Chief Impact Officer Debbie Wilson notes, “In 2016, with the United Way already allocating approximately 20% of its annual budget to improve specific impoverished neighborhoods in Winston-Salem, the decision was made to allocate those funds through the Place Matters program in partnership with Neighbors for Better Neighborhoods, a local grassroots community organization. Our community has made tremendous progress over the years, but many people who live here face increasingly complex and interconnected challenges – challenges that are more prevalent in some of our neighborhoods. We believe that Place Matters can provide comprehensive solutions to complex issues.”
The United Way reviewed data that demonstrated that a person’s future success in life is determined by the zip code of his or her origin access and that this includes the level of education, financial success, physical and mental health, and the findings even predicted longevity.

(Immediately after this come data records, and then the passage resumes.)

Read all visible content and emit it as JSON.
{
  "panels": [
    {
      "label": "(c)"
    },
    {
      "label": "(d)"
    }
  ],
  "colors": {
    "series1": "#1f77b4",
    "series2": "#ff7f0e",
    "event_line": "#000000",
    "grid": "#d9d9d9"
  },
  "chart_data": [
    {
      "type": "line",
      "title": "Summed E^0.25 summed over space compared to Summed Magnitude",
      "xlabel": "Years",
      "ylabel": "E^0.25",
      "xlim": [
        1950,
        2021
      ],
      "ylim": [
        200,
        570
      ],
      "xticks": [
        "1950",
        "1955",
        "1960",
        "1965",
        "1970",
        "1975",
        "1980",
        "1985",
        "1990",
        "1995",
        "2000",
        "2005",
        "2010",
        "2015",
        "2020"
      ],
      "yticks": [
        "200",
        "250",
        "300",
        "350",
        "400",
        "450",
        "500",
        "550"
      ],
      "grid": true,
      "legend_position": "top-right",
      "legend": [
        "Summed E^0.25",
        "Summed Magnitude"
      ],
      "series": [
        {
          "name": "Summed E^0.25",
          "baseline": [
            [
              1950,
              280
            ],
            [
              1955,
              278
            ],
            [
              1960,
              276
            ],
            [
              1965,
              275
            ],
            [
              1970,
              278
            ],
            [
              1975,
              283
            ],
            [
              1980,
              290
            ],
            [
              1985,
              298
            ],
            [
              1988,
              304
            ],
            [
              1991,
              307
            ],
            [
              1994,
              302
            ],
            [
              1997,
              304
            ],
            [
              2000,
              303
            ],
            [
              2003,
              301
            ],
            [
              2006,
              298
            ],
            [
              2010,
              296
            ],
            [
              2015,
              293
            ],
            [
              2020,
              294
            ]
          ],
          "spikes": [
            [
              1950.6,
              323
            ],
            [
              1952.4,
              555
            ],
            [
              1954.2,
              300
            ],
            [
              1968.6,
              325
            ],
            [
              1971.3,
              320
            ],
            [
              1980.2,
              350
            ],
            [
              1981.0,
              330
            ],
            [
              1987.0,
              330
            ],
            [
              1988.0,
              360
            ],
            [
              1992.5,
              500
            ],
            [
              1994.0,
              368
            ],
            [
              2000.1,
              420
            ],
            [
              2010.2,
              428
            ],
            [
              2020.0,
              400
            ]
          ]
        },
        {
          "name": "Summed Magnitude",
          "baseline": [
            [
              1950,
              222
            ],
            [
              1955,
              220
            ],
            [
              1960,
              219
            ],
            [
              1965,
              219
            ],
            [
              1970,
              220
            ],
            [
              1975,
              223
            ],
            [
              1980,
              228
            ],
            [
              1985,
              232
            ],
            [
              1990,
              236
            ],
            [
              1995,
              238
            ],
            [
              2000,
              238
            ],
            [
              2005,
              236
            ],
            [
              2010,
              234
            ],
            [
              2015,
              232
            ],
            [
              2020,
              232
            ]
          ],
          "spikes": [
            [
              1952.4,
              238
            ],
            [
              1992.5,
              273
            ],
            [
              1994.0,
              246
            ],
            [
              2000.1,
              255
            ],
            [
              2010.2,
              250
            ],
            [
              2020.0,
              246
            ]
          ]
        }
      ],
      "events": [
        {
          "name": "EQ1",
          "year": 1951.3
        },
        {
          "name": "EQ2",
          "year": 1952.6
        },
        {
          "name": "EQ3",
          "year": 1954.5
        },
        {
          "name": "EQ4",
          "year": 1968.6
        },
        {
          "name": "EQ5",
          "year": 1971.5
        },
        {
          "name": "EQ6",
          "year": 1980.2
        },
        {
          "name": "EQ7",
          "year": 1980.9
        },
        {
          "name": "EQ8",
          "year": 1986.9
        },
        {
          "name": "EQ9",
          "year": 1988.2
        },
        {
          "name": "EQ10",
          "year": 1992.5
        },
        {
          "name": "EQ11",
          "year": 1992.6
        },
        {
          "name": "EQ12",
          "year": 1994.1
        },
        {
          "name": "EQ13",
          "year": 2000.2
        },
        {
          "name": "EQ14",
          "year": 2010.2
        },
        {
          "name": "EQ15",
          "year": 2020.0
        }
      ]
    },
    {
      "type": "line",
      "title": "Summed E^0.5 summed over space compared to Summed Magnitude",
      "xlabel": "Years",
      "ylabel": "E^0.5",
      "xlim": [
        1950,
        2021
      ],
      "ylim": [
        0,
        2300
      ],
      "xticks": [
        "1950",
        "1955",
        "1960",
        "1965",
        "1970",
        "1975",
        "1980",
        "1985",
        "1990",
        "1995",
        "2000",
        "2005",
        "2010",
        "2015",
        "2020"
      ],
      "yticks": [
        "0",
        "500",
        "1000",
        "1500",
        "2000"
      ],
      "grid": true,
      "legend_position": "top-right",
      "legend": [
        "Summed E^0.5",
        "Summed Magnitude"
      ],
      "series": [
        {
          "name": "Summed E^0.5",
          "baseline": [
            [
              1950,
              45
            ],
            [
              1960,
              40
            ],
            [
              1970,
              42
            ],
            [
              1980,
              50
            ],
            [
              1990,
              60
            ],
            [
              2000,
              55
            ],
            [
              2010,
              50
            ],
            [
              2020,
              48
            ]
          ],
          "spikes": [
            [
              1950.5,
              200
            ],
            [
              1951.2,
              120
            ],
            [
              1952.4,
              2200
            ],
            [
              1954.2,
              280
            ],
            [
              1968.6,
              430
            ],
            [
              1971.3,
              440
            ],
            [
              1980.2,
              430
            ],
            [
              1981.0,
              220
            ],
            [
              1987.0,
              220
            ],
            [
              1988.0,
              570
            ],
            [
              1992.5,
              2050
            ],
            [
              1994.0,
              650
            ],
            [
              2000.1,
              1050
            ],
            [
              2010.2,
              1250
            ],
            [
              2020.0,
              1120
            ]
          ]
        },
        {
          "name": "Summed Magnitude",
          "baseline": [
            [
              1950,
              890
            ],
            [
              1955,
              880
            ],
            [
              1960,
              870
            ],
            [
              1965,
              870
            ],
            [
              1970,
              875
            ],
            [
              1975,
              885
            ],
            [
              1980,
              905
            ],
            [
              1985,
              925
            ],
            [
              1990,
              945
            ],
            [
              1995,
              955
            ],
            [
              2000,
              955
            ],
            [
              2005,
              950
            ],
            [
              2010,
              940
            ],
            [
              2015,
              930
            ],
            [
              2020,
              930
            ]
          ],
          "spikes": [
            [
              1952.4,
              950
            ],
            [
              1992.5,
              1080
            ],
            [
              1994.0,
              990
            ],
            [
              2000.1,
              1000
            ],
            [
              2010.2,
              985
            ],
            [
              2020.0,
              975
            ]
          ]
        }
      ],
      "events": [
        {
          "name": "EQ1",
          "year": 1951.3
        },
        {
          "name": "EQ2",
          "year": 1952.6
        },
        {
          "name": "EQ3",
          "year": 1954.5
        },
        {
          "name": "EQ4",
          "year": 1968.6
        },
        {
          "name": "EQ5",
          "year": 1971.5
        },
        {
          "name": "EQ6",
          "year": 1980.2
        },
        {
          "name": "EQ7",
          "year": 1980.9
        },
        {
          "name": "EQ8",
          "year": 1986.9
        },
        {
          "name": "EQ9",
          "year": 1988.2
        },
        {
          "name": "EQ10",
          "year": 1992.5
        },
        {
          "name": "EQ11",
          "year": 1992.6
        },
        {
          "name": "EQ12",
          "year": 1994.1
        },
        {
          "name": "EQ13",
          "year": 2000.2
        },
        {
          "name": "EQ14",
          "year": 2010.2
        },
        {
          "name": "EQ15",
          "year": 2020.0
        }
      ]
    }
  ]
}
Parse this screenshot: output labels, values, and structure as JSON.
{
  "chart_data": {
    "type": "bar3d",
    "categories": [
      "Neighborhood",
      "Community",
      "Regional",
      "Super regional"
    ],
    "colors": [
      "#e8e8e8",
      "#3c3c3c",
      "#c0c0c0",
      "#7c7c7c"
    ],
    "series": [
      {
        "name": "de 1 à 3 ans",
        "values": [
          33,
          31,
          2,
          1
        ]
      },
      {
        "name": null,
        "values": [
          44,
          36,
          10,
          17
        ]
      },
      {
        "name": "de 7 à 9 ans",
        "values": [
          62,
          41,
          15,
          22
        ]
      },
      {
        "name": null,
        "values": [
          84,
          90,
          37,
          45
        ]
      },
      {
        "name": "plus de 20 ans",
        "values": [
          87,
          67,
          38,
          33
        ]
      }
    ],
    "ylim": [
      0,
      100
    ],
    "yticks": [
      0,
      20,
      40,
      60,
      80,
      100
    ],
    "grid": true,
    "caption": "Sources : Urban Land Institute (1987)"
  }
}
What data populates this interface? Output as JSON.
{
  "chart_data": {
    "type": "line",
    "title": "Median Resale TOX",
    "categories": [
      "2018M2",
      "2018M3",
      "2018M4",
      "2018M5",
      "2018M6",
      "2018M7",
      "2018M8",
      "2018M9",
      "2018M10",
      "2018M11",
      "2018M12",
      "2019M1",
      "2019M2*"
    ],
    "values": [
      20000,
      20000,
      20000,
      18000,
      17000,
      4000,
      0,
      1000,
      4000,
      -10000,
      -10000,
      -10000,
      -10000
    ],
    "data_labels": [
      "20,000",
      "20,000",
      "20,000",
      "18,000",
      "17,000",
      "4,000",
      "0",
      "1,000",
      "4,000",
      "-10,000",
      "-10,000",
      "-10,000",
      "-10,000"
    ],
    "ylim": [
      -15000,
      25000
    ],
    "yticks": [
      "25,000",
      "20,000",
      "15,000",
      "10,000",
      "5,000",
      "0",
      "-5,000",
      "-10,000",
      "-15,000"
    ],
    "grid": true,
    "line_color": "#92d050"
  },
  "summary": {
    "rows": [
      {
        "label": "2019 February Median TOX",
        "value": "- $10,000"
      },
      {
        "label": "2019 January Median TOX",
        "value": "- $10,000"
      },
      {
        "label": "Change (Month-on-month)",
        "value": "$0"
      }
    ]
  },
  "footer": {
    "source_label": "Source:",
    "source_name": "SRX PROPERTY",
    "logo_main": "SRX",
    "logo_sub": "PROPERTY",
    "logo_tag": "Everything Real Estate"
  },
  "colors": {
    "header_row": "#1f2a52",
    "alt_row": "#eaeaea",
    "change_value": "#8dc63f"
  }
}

Knowing that access to education, health care, home stability, and community support are all predictors of future success, the United Way team determined that, as an organization, they needed to begin the work to address these determinants.
This was especially critical since Forsyth County has experienced an 81% increase in the percentage of the population living in poverty since 2000, and is number seven out of the largest metro areas in the US, with the greatest increase of people living in neighborhoods with highly concentrated poverty.
Place Matters addresses thirteen neighborhoods in the eastern part of the city that encompasses thirty-four churches and three schools, and were originally suburbs when first built, but are now in the center of the city. The key aspect of implementing Place Matters in these communities was to engage and include the residents themselves as contributors and leaders.
Wilson explains, “These individuals make up what are known as Resident Impact Councils. These councils identify existing assets and needs in their communities and work directly with our teams at the United Way and other support agencies to direct resources in the most efficient ways within their neighborhoods. This resident-led process allows residents to direct and advise support organizations toward specific needs-based results. We’re taking an assets-based approach, using the strengths already present in a neighborhood to fulfill that neighborhood’s needs. These assets include the skills, gifts, and talents of the residents along with their strong desire to prosper.”
The members of the Resident Impact Councils have emerged as natural leaders who desire to engage the community’s assets in conjunction with the supporting organizations to realize specific neighborhood goals toward prosperity. Support organizations listen to the Councils’ insights and recommendations, and a greater sense of accountability emerges, empowering the residents.
An example of community engagement using the assets-based strategy is the working partnership between the Winston-Salem/Forsyth County Schools Be Legendary program, the JRAMS Achieving Maximum Success program and Grace Presbyterian Church. The JRAMS is a mentoring program between Carver High School and Winston-Salem State University. The project name comes from the WSSU Rams football team and the Carver High School Yellow Jackets team. This mentoring program has contributed to the greatest level of growth in academic performance in a Winston-Salem High School bringing grade level performance from F to D+ for repeat ninth and tenth-grade students within one year.
Place Matters also opens the door for participation from non-profit agencies that are not currently United Way member agencies. An example is the recent partnership with Habitat for Humanity in which six new homes were recently built in a Place Matters neighborhood where no new homes had been built within the past fifty years. This contributes to the concept of family and home stability, which is essential for the future success of residents.
The Place Matters initiative is now in the third and final year of the first funding cycle for the designated neighborhoods. The United Way has invested 2.7 million dollars in programs and partnerships focused on strengthening these thirteen neighborhoods. The goal is for these neighborhoods to become self-sustaining in the assets-based model for success, and for the United Way to take gained knowledge from the initiative on to other neighborhoods. The principle that an entire city can benefit from the individual success of each neighborhood is at the core of the Place Matters initiative. The United Way of Forsyth County supports this principle in the implementation of Place Matters, as well as continues to serve the community as a whole regarding its four main areas of concern: health, education, financial stability, and basic needs.